Back to Daily Question archive

AS Daily A Level Physics question

2026-04-26 OCR A Materials (M3) Module 3.4 Materials: Young modulus; stress–strain; practical determination Module 1.2.1 Practical skills: data analysis; systematic errors; gradients and proportional reasoning

In a lab to determine the Young modulus of a metal wire, a student measures the wire’s diameter with a micrometer, its original length L, then hangs a range of loads and plots extension against load; they use the straight-line gradient and their measured L and cross-sectional area to calculate the modulus. Unknown to them, the micrometer reads the diameter 5% too small, and the extension scale has a constant +0.20 mm zero offset that is not corrected. Which statement must be true about the calculated modulus compared with the true value, and why?

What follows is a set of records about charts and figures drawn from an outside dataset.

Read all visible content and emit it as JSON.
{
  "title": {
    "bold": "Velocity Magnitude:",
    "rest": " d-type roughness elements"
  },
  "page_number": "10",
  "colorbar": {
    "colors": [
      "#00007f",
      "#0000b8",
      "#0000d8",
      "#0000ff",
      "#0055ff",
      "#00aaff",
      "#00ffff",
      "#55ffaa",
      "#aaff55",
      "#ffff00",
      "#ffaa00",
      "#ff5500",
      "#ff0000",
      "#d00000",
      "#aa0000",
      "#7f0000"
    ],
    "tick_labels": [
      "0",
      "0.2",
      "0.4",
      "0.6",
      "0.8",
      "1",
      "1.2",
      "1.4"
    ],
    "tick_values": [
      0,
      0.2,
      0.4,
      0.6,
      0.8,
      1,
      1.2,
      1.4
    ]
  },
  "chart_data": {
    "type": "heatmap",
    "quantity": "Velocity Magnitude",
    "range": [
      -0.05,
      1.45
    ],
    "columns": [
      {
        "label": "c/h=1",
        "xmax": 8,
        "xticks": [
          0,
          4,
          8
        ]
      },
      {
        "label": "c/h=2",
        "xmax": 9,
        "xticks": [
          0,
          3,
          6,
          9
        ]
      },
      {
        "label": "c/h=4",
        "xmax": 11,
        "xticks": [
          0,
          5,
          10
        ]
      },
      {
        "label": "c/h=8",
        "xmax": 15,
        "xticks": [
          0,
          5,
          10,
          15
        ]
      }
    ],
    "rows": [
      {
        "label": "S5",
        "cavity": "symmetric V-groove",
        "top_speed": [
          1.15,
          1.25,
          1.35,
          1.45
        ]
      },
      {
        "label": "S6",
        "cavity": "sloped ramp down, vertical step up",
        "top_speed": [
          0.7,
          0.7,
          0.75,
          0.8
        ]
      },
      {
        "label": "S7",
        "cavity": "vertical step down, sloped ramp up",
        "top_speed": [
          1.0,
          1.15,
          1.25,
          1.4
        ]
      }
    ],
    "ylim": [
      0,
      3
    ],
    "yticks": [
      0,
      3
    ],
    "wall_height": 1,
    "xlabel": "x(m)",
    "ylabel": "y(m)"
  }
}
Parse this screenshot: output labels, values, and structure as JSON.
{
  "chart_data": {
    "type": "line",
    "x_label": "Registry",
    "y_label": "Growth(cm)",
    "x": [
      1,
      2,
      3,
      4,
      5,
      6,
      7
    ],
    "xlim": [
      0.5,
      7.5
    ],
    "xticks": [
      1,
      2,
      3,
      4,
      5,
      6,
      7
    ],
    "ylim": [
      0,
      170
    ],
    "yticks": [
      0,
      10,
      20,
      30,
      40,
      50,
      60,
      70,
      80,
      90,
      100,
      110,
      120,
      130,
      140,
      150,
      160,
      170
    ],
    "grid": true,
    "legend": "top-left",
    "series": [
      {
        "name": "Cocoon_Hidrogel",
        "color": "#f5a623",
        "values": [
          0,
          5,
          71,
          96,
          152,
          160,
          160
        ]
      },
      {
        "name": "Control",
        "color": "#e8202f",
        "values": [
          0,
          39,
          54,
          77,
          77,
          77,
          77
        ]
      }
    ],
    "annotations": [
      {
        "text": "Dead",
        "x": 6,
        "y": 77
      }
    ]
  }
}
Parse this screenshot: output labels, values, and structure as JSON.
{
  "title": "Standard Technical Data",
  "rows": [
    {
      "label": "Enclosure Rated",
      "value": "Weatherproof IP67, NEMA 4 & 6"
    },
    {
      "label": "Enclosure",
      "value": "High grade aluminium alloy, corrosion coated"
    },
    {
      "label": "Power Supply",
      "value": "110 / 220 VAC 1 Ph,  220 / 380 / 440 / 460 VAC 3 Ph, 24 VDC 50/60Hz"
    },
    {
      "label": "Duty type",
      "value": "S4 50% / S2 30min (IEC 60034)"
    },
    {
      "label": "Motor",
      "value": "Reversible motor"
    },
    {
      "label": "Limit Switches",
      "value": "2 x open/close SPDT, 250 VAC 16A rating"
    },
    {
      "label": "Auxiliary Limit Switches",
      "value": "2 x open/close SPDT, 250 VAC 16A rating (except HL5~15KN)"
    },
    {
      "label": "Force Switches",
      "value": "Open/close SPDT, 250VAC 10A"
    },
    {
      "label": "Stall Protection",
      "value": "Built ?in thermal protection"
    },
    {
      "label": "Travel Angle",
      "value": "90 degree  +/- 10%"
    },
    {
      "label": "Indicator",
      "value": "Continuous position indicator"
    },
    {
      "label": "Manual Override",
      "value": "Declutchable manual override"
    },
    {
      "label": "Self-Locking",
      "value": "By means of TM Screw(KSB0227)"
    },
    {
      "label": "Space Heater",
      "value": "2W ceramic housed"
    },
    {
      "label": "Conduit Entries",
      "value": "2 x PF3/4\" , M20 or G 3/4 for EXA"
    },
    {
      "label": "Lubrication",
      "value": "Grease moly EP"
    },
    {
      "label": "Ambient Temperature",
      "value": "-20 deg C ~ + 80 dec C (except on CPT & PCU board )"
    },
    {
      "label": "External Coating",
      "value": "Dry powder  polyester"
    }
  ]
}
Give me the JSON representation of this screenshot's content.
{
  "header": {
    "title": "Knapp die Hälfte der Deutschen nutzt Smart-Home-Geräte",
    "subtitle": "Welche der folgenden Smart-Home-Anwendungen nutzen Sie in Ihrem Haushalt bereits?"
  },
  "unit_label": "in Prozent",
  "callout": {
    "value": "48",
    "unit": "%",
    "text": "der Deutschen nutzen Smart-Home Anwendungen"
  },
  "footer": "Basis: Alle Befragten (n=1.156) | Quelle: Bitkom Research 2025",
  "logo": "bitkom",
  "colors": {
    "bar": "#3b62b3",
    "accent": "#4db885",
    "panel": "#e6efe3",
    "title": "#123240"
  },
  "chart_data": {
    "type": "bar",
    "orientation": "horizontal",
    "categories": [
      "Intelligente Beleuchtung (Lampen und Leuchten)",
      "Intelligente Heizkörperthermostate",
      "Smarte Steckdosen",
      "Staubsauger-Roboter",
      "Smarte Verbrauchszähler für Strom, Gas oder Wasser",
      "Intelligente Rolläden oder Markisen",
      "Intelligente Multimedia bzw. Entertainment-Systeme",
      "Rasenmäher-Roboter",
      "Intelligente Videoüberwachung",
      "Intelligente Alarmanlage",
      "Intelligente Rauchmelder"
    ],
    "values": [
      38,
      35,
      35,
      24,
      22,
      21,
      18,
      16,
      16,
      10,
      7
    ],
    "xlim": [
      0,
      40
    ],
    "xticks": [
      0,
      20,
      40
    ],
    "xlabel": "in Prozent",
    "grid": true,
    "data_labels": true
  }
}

  1. A Overestimated by about 11%, because using a diameter 5% too small makes the area about 10% too small; a constant zero offset in extension does not change the slope of extension versus load. (correct)
  2. B Underestimated by about 11%, because a smaller measured diameter makes the wire seem more stretchy and the zero offset increases measured extensions.
  3. C Overestimated by about 5%, because the diameter error scales directly and the zero offset partially cancels it when taking the slope.
  4. D Essentially unchanged, because both the diameter and extension errors shift the graph without altering the calculation.

Answer

The correct answer is A.

Correct: A — Overestimated by about 11%, because using a diameter 5% too small makes the area about 10% too small; a constant zero offset in extension does not change the slope of extension versus load. A The area scales with the square of diameter, so 0.95^2 = 0.9025 makes the area 9.75% too small; since E ∝ 1/A, the calculated modulus is about 1/0.9025 ≈ 1.11 times the true value, and a constant offset only shifts the intercept. B This reverses the sign: a smaller measured area increases, not decreases, the calculated modulus, and a constant offset does not increase the gradient. C This treats area as proportional to diameter (5%) and assumes cancellation by the offset; in fact area depends on diameter squared and the offset does not affect the slope. D A 5% diameter error yields about an 11% effect through area, so the result is not essentially unchanged; only the zero offset alone would leave the gradient (and thus the modulus) unaffected.